Within this architecture, MCP serves a capability exposure and control layer, not a business logic layer.

MCP is used to:

  • Describe available capabilities and their contracts in a machine-readable form
  • Enable consistent invocation by AI agents, workflows, and systems
  • Provide a single abstraction over deterministic and AI-assisted executors

MCP is not:

  • A replacement for APIs or integration platforms
  • A workflow engine
  • A persistence or orchestration layer

Its value lies in standardising how outcomes are requested and governed, regardless of how they are executed.

7.2 MCP Tool Definition Standards

Each MCP tool corresponds to a single capability version.

A tool definition includes:

  • Capability name and version
  • Purpose and outcome description
  • Input and output schemas
  • Supported execution modes
  • Required context fields
  • Confidence and provenance expectations

Standards:

  • Schemas must be explicit and strict
  • Optional fields are minimised
  • Behavioural guarantees are documented outside the tool definition

Tool definitions are treated as contracts, not documentation.

7.3 MCP vs Direct API Invocation

Direct API invocation and MCP invocation coexist intentionally.

Direct API invocation is preferred when:

  • The consumer is tightly coupled to a known system
  • Deterministic behaviour is required
  • Latency and cost must be minimised

MCP invocation is preferred when:

  • Consumers are dynamic or AI-driven
  • Capabilities may be fulfilled by multiple executors
  • Discovery, governance, or substitution is required

The architecture does not mandate MCP everywhere; it uses MCP where it adds structural value.

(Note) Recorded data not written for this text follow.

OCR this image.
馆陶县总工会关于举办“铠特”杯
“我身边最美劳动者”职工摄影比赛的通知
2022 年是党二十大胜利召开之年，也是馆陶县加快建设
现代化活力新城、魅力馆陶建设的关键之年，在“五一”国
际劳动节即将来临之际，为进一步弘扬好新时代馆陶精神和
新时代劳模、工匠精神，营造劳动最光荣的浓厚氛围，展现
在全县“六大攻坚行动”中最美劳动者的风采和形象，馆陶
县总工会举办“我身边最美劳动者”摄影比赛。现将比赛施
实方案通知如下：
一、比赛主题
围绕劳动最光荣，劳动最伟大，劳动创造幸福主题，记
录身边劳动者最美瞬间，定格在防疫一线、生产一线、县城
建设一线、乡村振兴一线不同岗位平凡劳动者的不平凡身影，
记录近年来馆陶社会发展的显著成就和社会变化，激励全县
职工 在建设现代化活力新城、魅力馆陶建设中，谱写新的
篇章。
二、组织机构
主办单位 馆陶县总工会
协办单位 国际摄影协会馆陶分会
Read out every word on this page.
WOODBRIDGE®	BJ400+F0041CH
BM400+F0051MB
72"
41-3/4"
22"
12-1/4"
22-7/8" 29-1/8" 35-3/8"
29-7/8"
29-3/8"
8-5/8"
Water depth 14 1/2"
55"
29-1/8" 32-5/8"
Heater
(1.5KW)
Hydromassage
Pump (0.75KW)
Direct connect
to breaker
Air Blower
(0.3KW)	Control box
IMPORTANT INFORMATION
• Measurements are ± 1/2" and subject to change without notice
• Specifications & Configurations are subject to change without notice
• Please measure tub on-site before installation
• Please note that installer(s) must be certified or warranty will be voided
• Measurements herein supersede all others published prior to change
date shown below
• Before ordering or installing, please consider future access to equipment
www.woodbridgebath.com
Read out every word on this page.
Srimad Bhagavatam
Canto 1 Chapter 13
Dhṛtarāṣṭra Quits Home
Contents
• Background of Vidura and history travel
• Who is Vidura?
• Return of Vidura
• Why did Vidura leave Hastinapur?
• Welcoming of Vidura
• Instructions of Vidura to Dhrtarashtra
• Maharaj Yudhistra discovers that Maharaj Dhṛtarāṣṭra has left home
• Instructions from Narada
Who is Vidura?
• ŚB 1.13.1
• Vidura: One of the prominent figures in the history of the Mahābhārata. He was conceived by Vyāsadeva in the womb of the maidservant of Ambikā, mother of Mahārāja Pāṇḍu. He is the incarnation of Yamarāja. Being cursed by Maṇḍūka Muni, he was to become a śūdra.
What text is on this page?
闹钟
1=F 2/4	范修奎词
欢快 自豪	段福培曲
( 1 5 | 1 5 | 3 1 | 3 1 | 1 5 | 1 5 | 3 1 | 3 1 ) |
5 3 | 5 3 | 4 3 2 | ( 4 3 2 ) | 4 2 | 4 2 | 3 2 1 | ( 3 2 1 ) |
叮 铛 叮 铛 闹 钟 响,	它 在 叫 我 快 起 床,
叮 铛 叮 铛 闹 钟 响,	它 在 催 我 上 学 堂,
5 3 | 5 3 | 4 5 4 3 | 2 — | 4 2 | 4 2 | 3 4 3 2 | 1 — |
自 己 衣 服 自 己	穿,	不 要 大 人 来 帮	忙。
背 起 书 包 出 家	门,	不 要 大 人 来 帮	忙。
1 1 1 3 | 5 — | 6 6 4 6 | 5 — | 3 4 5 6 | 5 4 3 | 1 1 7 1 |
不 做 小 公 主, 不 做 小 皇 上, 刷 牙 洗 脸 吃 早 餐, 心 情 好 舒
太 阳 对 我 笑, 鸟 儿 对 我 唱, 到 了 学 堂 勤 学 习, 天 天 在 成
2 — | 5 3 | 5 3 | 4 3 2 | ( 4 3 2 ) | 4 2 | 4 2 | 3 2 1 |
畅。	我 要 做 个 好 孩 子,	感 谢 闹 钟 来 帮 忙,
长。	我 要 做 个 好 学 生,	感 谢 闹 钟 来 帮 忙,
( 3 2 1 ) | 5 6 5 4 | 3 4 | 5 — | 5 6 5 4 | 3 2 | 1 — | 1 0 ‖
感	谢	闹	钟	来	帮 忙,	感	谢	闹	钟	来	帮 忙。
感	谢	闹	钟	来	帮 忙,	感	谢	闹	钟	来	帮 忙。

7.4 MCP Discovery and Composition

MCP supports capability discovery through:

  • Published tool registries
  • Versioned capability metadata
  • Policy-filtered visibility based on identity and context

Composition occurs when:

  • An invoker selects multiple capabilities to achieve a higher-order outcome
  • Sequencing and dependency are explicit
  • Each invocation remains independently observable

MCP enables composition but does not perform orchestration.

7.5 MCP Security Considerations

MCP is a security boundary, not a bypass.

Security controls include:

  • Strong authentication and authorisation at invocation time
  • Capability-level permissioning
  • Input and output validation
  • Rate limiting and cost controls

AI-driven invocations are subject to:

  • Additional policy checks
  • Constrained execution environments
  • Mandatory provenance capture

MCP reduces risk by narrowing what can be invoked, not by expanding access.